Excellent hill training ride yesterday.
Monday’s 116 kilometer/72 mile ride was fast-paced–especially the first ~30 miles, which I rode solo at a 23.1 MPH pace–but there was no climbing or elevation involved in that ride.
My friend Tracy Draper wanted to do some hill training yesterday and, after Monday’s flat-as-a-pancake ride, pointing my front tire a little more skyward sounded great to me. Well, sort of… my legs were still recovering from Monday’s effort.
Tracy put together a nice little 30.5 kilometer/19 mile loop in hilly Clermont. The route took us up some of our favorite Clermont hills, including Sugarloaf, Buckhill and The Wall. Each 19 mile loop contained more than 1,500 feet of elevation, and the plan was to complete the loop three times back-to-back, giving us a total of more than 90 kilometers/56 miles with 4,600 feet of elevation.

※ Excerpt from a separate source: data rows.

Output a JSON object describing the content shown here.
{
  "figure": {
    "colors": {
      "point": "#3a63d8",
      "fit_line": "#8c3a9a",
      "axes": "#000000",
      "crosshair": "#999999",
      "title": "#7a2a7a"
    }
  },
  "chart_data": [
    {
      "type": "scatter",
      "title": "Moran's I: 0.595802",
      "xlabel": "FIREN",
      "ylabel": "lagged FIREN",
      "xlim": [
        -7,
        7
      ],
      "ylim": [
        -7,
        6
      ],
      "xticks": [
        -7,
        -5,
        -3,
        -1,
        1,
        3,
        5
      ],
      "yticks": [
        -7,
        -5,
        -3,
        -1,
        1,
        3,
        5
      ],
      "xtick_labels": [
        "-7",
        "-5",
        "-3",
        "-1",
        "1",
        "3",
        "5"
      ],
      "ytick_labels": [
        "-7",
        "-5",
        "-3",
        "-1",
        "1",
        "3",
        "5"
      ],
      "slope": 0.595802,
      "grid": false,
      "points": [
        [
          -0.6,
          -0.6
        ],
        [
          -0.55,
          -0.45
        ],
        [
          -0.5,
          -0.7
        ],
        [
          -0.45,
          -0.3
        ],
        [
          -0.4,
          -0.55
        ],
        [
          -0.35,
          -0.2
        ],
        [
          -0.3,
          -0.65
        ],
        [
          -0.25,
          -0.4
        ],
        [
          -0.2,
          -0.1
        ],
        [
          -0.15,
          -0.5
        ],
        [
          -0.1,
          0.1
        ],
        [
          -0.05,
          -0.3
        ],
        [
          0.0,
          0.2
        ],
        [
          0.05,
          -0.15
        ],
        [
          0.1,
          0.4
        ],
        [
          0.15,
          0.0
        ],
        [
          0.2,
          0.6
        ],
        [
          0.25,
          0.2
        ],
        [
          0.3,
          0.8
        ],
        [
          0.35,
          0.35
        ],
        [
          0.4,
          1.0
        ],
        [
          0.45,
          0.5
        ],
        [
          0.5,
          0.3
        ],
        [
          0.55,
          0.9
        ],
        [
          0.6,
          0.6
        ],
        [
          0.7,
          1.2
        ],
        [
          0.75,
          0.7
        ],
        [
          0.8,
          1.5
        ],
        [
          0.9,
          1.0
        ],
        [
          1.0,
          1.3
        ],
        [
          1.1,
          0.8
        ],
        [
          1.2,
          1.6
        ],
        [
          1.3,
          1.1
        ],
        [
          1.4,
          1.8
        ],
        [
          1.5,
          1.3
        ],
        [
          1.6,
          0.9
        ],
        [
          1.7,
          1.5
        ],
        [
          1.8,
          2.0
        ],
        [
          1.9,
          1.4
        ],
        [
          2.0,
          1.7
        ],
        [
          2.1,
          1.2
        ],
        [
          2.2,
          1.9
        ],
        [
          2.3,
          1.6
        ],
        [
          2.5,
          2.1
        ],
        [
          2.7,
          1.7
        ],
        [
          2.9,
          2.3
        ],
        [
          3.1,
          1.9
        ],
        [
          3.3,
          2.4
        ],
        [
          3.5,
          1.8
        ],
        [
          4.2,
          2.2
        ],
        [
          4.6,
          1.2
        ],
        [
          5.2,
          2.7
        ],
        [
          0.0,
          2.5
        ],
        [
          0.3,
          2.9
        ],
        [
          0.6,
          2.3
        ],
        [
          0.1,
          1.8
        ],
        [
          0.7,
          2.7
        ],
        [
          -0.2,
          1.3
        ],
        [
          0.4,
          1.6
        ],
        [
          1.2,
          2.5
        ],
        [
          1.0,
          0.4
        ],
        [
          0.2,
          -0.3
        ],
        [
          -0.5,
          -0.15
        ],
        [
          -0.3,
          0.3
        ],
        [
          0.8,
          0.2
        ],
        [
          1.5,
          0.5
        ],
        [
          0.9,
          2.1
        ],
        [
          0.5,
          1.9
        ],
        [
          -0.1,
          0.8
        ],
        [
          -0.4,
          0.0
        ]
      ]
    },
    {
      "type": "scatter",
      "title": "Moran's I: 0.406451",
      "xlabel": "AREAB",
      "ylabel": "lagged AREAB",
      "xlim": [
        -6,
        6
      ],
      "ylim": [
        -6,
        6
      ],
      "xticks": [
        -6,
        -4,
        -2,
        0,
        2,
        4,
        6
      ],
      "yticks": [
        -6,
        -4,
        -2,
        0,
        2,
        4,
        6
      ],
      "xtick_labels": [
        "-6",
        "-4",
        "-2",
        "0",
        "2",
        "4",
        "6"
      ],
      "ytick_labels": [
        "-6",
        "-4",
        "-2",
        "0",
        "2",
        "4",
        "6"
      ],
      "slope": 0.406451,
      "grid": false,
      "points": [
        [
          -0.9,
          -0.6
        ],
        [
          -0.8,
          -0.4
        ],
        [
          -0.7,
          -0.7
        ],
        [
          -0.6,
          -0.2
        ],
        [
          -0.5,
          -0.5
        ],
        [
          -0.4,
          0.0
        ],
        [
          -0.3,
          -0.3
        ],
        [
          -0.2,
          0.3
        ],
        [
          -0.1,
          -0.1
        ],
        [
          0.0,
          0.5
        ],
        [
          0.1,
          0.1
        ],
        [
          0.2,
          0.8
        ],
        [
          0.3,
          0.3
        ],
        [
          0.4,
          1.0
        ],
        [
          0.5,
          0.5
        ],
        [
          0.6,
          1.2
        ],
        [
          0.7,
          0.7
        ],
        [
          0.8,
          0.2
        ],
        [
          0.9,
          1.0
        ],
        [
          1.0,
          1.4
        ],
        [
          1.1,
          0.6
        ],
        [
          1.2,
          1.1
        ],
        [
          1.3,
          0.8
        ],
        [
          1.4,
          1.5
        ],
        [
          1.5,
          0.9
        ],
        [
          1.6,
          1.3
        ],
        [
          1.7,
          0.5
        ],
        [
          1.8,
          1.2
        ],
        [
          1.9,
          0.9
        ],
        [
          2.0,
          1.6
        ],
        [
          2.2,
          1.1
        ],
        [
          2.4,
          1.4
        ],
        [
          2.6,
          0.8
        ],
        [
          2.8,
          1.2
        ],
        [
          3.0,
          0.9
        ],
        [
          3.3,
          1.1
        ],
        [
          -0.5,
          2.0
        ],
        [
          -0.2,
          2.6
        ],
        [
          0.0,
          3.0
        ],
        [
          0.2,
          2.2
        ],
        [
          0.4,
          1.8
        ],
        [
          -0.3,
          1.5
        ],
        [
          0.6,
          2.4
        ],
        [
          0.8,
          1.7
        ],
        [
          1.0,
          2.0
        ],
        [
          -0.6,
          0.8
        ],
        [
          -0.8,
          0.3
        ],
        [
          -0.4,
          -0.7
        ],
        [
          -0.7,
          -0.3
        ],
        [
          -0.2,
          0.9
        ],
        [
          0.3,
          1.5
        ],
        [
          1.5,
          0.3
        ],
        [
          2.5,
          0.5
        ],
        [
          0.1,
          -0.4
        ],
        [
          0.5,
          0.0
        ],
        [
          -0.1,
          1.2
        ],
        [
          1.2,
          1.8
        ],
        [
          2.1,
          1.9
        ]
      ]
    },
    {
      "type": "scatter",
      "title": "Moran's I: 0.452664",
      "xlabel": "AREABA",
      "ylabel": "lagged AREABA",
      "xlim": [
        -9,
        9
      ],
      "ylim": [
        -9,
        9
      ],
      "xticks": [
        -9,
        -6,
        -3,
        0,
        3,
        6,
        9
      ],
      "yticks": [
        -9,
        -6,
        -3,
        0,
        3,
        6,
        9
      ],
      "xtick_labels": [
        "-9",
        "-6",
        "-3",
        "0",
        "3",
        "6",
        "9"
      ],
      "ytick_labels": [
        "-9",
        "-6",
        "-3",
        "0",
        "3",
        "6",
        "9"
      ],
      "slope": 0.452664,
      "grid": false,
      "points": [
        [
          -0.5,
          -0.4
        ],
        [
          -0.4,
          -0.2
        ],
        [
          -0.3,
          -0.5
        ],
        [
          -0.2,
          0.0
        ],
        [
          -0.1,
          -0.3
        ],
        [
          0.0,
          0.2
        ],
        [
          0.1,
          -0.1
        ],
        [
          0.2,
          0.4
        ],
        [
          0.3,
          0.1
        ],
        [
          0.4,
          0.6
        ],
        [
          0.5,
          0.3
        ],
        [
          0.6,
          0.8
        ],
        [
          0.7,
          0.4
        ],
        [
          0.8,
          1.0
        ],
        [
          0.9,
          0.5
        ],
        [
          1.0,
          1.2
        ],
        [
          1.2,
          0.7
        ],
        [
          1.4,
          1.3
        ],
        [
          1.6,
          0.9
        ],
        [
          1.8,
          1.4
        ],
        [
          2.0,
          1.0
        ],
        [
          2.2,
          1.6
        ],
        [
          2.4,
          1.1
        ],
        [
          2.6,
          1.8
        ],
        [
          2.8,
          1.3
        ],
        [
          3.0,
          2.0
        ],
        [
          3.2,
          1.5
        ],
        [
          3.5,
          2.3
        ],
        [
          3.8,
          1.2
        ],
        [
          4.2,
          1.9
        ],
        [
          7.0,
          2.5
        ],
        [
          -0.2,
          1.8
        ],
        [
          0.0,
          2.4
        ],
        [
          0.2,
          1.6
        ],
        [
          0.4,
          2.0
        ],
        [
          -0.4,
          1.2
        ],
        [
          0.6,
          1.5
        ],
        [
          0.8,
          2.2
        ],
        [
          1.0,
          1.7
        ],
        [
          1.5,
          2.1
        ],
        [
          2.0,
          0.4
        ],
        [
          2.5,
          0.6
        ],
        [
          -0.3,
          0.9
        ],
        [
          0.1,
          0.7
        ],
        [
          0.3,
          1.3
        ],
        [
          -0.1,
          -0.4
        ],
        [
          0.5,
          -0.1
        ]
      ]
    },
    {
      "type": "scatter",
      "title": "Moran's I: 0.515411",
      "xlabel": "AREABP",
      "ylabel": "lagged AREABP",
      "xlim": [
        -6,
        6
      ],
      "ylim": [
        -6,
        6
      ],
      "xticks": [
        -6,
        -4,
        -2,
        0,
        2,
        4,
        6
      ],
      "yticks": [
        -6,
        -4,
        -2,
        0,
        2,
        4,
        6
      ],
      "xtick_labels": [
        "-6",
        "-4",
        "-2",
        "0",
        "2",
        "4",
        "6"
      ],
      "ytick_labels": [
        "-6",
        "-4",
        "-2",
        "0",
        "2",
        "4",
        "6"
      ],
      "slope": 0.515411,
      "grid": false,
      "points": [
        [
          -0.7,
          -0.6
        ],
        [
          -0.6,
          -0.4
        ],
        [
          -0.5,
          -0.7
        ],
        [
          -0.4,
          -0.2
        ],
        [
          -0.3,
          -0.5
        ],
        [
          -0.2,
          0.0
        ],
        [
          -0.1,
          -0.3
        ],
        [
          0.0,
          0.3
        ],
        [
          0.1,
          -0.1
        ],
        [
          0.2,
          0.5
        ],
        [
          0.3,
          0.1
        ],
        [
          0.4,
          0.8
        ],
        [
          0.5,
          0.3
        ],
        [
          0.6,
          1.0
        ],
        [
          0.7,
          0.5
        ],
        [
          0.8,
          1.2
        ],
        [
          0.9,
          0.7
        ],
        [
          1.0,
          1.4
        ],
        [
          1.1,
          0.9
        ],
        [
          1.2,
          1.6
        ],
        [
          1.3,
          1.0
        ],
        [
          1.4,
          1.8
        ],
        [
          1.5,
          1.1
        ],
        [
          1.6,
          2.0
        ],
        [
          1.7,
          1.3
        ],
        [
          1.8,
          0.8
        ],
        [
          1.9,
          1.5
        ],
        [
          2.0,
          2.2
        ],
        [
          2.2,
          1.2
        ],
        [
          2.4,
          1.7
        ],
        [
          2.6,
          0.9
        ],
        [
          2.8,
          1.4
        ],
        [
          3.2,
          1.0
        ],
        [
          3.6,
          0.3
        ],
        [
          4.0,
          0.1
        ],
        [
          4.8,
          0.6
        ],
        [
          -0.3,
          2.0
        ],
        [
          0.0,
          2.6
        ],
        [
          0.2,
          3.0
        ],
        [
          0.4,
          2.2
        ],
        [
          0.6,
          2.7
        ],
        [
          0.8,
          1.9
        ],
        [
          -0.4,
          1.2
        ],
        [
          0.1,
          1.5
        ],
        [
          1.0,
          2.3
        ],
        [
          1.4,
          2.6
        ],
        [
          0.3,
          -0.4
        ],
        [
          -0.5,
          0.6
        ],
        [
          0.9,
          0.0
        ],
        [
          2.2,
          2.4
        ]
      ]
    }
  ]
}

With my legs still a little rubbery from Monday’s TT effort, I was sort of on the fence about the hill training ride… but not for long. As I mentioned in yesterday’s blog, I consulted the only Rule that really matters in cycling (NSFW), and publicly committed to the ride.
Here’s the actual elevation profile (as recorded by my Garmin Edge 810) from yesterday’s ride (click to enlarge):
We may not have many rated climbs here in Central Florida, but there is some nice elevation to be mined around here if you know where to ride!
Anyway, because this was a hill training ride, I was not out to break any personal records for time. I decided to hone in on a specific facet of my climbing technique: creating power while climbing IN the saddle with a relatively high cadence. Lately I’ve noticed that a lot of pros are using this technique during climbs, and they are generating astonishing amounts of power while seated and quickly spinning.
So I remained in the saddle the entire ride, even during climbs, and as I climbed I kept a close eye on my cadence and power. I tried not think about speed, and instead focused on technique: pedal smoothness, torque efficiency, keeping my upper body still, proper breathing and, as I just mentioned, doing all this while in the saddle, spinning quickly and generating good power.
I actually posted some of my strongest times deep in the ride. My legs felt surprisingly good, but I believe the main reason for the time improvements is because I was becoming more comfortable with the techniques I’d been practicing.
Here is my data from a couple of the hills we climbed. These snapshots were from deep in the ride, and the third time we hit these hills on yesterday’s ride.
As you can see, Sugarloaf is not a long climb, but it’s pretty steep with a maximum grade of around 17%. My goal was to keep my average cadence above 90 RPM, remain seated and keep my power output fairly high, but steady and sustainable.
Here’s The Wall:
The Wall is not quite as steep as Sugarloaf, but it does hit a fairly respectable maximum grade of almost 15%. I was able to keep my spin quick while generating good, but sustainable, power.
Even though my legs were not fresh for this ride, I never felt like I was in any danger of blowing up or cramping. In fact, I felt stronger as the ride progressed.
Certainly hard, out-of-the-saddle climbing will always be an important skill in cycling, but also I feel the technique I practiced yesterday is another valuable weapon to have in my arsenal. I’m going to continue to work on this skill in the coming months.